В юности она вроде бы заигрывала с авангардом. Вещественных свидетельств того периода не осталось. Когда Джейкоб подрос и научился видеть в ней творческую личность с амбициями, амбиции уже иссякли. На его памяти Вина ваяла только ритуальную утварь: чаши для вина, меноры, банки под специи для хавдалы[7]. По выходным возила их на ярмарки, продавала через еврейские магазины. Этот ее отказ от искусства ради ремесла не назовешь прагматичным. Капиталов мать не нажила. Горькая ирония: нынче эти предметы в некоторых кругах считались коллекционной редкостью.
Жаль, тогда не было интернета. Невезучие времена.
Какие времена ни возьми – все невезучие.
Вскоре после похорон Сэм, от горя впавший в ступор, надумал продать дом. Избавиться от мебели было несложно, а вот на гараж у отца не хватило духу. Джейкоб взял это на себя. Он уже привык, что теперь он единственный взрослый.
Купив рулон мусорных мешков, Джейкоб принялся за дело: яростно и методично зашвыривал в мешки незаконченные подсвечники и нераспакованные коробки с краской (негорючей, без содержания свинца). Разобрал сушилку и отдал деревяшки соседу, у которого был камин. За печку для обжига в ломбарде предложили тридцать долларов – от мизерности суммы пробудились и кувалдой шибанули угрызения совести.
Пятьдесят вместе с инструментами.
Нет, спасибо, сказал Джейкоб, их я оставлю.
Он взял тридцать долларов и, вернувшись в гараж, переворошил содержимое мешков, надеясь отыскать хоть что-нибудь, достойное сохранения. К несчастью, он выпустил пар от души: почти все превратилось в прах и осколки.
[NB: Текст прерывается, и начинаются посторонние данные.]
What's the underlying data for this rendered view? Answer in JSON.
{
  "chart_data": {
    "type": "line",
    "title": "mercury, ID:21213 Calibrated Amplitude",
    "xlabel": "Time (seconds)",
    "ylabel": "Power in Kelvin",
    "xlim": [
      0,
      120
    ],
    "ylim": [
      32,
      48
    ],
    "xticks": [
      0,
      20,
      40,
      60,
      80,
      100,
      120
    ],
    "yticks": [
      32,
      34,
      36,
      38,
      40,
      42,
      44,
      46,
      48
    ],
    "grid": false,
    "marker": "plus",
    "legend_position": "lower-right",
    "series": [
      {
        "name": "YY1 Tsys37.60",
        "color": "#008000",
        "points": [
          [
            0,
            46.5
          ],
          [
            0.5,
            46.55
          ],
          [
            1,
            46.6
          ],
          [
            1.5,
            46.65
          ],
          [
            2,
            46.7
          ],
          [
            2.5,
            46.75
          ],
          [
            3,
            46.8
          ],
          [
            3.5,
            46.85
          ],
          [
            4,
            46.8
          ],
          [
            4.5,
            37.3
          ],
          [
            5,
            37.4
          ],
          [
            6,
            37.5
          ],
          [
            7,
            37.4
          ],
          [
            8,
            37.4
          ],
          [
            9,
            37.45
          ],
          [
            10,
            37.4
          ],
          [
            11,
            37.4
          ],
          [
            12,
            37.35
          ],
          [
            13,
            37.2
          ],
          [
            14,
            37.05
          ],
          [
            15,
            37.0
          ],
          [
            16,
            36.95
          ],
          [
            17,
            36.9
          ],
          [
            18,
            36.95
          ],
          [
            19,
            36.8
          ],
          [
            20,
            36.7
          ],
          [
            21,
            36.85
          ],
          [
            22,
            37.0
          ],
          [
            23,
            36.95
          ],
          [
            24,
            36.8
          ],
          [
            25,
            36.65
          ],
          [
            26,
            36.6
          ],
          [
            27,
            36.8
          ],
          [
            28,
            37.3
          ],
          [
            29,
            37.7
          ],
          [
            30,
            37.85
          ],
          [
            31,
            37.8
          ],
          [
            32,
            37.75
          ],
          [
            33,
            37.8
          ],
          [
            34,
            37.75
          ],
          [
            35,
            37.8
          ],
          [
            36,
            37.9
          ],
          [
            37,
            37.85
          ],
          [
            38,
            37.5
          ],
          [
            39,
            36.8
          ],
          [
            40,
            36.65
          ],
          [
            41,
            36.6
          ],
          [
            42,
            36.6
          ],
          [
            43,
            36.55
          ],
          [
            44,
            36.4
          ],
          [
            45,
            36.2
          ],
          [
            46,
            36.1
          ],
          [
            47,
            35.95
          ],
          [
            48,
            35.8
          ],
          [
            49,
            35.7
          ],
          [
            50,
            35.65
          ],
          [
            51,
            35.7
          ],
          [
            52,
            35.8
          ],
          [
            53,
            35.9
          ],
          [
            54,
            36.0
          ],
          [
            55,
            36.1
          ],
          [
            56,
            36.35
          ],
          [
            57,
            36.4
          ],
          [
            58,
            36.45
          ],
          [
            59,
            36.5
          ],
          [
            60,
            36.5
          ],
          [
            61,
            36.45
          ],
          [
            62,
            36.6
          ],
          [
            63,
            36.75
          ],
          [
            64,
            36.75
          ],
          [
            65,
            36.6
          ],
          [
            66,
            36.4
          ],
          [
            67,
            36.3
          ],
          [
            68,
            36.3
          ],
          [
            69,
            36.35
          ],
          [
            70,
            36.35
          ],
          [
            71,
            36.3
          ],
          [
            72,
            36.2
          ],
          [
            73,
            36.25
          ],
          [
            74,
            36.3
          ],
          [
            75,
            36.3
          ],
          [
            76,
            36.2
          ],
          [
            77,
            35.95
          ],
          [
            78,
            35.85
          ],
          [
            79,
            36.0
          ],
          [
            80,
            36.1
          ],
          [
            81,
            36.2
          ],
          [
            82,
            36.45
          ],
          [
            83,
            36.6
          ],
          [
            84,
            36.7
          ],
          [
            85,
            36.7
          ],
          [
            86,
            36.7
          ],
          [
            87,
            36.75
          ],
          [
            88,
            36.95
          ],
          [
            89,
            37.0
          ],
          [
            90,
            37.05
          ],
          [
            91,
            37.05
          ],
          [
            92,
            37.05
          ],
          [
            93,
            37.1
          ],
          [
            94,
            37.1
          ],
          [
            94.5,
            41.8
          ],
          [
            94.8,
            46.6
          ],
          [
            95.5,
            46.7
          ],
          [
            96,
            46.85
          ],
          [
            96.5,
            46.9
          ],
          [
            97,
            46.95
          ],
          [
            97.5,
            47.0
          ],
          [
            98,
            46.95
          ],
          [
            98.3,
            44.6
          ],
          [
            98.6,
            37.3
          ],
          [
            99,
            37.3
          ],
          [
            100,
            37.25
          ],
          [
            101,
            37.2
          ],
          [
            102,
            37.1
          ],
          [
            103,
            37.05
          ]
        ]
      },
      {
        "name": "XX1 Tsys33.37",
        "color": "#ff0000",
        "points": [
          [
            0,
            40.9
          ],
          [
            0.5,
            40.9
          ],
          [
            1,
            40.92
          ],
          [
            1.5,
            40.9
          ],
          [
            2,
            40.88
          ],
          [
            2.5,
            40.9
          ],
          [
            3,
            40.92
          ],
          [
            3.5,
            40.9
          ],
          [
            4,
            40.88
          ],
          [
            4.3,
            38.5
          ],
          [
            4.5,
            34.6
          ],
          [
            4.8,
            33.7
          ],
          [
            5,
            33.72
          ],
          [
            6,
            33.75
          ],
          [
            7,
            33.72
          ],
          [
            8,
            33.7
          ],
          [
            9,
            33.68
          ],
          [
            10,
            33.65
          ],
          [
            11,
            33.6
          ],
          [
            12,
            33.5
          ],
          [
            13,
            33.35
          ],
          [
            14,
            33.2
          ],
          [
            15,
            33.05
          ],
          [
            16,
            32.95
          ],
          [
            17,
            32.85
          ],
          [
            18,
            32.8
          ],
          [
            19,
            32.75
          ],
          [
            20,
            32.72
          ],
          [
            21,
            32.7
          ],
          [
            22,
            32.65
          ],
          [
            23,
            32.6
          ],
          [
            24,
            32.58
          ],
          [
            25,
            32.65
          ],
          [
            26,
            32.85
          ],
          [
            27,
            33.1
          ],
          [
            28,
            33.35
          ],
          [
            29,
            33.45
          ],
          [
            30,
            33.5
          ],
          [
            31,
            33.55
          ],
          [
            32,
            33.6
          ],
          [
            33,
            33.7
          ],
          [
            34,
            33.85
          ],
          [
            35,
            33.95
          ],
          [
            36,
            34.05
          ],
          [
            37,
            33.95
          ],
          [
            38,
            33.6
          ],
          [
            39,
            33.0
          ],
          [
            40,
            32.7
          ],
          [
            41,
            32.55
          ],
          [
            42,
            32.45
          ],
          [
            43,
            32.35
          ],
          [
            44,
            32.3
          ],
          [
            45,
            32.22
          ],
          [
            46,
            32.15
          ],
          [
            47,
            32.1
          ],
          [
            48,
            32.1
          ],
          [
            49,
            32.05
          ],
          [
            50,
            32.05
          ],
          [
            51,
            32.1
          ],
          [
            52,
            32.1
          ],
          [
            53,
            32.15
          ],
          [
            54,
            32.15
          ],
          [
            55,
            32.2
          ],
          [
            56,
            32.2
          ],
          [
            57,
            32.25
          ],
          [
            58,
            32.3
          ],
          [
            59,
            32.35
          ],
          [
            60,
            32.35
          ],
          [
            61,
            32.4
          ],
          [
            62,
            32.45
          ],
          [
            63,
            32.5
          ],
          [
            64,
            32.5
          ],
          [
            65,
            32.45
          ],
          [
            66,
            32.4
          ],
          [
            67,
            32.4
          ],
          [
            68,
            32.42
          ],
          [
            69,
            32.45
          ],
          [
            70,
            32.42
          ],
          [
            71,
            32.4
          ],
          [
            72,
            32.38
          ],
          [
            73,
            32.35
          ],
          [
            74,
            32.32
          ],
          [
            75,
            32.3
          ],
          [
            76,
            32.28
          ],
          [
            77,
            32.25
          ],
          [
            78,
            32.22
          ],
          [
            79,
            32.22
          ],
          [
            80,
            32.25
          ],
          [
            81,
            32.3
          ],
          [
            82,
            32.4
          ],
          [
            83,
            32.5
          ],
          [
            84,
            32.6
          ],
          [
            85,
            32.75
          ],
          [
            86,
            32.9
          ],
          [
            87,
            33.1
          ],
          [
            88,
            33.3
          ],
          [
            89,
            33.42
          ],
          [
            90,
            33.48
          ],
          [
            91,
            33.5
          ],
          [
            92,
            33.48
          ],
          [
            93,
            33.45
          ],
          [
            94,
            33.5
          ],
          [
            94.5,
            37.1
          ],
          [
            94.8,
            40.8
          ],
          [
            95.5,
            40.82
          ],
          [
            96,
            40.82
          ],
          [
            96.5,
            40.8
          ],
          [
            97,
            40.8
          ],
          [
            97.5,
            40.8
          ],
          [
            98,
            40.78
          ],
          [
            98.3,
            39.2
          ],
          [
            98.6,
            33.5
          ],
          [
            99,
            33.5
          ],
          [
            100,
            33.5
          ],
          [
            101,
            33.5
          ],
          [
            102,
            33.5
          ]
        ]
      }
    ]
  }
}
Уцелело несколько вещиц, обернутых газетами. Пара кофейных кружек. Чаша с ушками для омовения рук. Футляр мезузы[8]. Непонятного назначения банка с крышкой и крепкими тонкими стенками. Он осторожно сложил все в вещмешок, простеленный полотенцами.
В плотном свертке оказалось множество каких-то вещиц, каждая в своей обертке. Заинтересованный, Джейкоб отогнул краешек бумаги и вздрогнул, увидев крохотное чужеродное лицо. То же самое и в остальных сверточках.